Debunk the anxiety around VUCA:
While they recognize the implications of Industry 4.0, millennials and Generation Z feel they are not yet ready to face the challenges and opportunities tied to the revolution. According to an Industry 4.0 readiness survey, fewer than 4 in 10 millennials (36 percent) and 3 in 10 Gen Z, are confident of being skilled and knowledgeable in domains that will help them flourish in the transformation that is sweeping across the business world. Apart from core technical skills, they feel interpersonal skills and confidence combined with ethical behavior will help them survive in today’s VUCA world.
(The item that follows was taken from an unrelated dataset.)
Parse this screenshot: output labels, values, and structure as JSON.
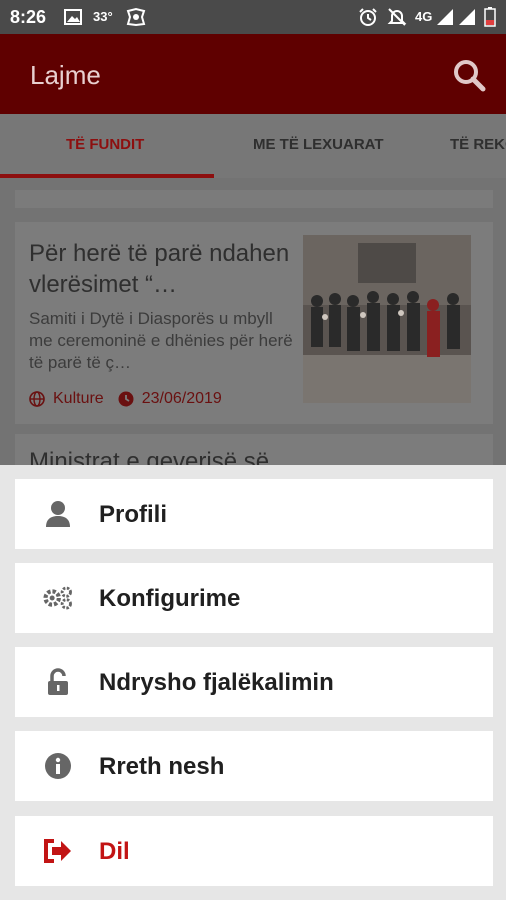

The opportunity for employers is to prove themselves as agents of positive change in this dynamic environment by leading the talent building and nurturing effort necessary to prepare the millennial generation for tomorrow.
Make reskilling central to your L&D strategy:
About 71% of Millennials who are looking to part ways with their current employers over the next two years, cite insufficient employer effort in building their leadership skills as the key reason for attrition. As jobs shift, and exposure and access to information widen among Gen Z, many may eschew acquiring a traditional university degree for obtaining targeted skills that get them jobs. Learning and development will be the key business initiative that will keep the millennial cohort anchored to their employers. Learning leaders will need to completely reorient how they look at talent. Alignment of specific skills to distinct business goals can enable employees to make value-driven contributions – the biggest motivator for millennials. Clearly, reskilling will have to assume the centre-stage as job cycles get shorter.
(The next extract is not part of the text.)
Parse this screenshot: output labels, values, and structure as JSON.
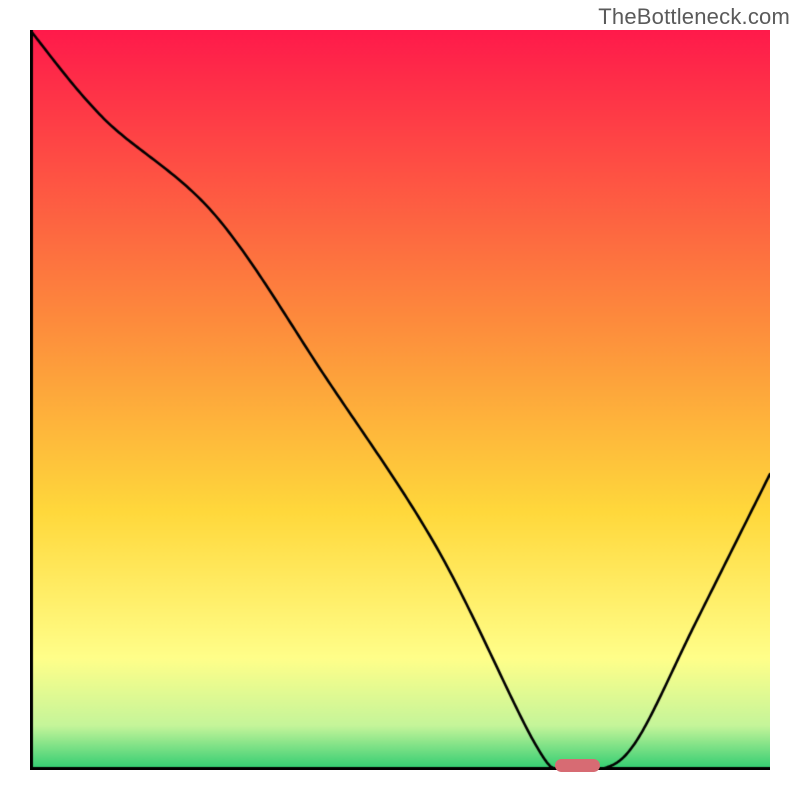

Manage your employer brand:
For employers to be able to attract millennials, creating a ‘wow’ brand right from the early stages of talent acquisition will be paramount. Most of the candidates belonging to the millennial group make their career decision of joining a company based on their experience at the recruitment stage. When making a job decision, about 70% of candidates consider current employee reviews on various feedback platforms, and how actively they are engaged in terms of responding to comments, profile updates and exchange updates.
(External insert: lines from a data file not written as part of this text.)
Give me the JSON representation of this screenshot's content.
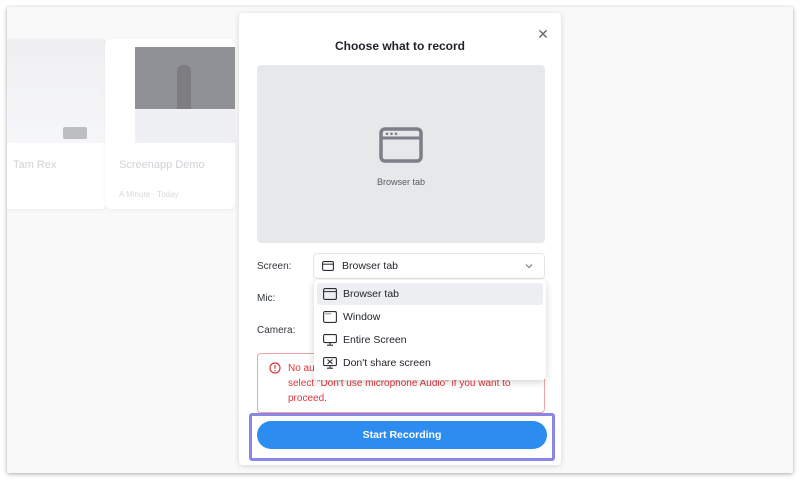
{
  "background": {
    "cards": [
      {
        "title": "Tam Rex",
        "meta": ""
      },
      {
        "title": "Screenapp Demo",
        "meta": "A Minute · Today"
      }
    ]
  },
  "modal": {
    "title": "Choose what to record",
    "close_glyph": "✕",
    "preview": {
      "label": "Browser tab",
      "icon": "browser-tab-icon"
    },
    "screen_label": "Screen:",
    "mic_label": "Mic:",
    "camera_label": "Camera:",
    "screen_select": {
      "value": "Browser tab"
    },
    "alert": {
      "text_line1": "No au",
      "text_line2": "select \"Don't use microphone Audio\" if you want to",
      "text_line3": "proceed."
    },
    "start_button": "Start Recording"
  },
  "dropdown": {
    "options": [
      {
        "label": "Browser tab",
        "icon": "browser-tab-icon",
        "selected": true
      },
      {
        "label": "Window",
        "icon": "window-icon",
        "selected": false
      },
      {
        "label": "Entire Screen",
        "icon": "monitor-icon",
        "selected": false
      },
      {
        "label": "Don't share screen",
        "icon": "no-share-icon",
        "selected": false
      }
    ]
  },
  "colors": {
    "primary": "#2d8cf0",
    "alert": "#e0353a",
    "highlight": "#8a86e6"
  }
}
Focus on employee experience:
While the previous workforce generations were not very vocal about their expectations from their employers, the millennial generation is more candid in voicing their demands. For them, showing up at work every day is not a matter of compulsion, but one of choice. This means creating compelling experiences at work will be a key factor in enhancing engagement with the millennials. From being policy-centric, organizations must now become experience–centric. A simple yet powerful way to make this happen is to increase the representation of millennials in the workplace. Organizations can carve out a wider role for millennials by involving them in redefining programs, policies, and provide perks to accommodate their aspirations.
Millennials are not a threat but an opportunity to make workplaces more fulfilling and aligned to the inherent values and aspirations of the incoming workforce. The key lies in constantly listening to them and taking their feedback seriously. With 75% of the 2025 global workplace expected to be comprised of millennials and generation Z, it is imperative that organizations connect with them through fluid and personalized touchpoints, driving superior employee experiences.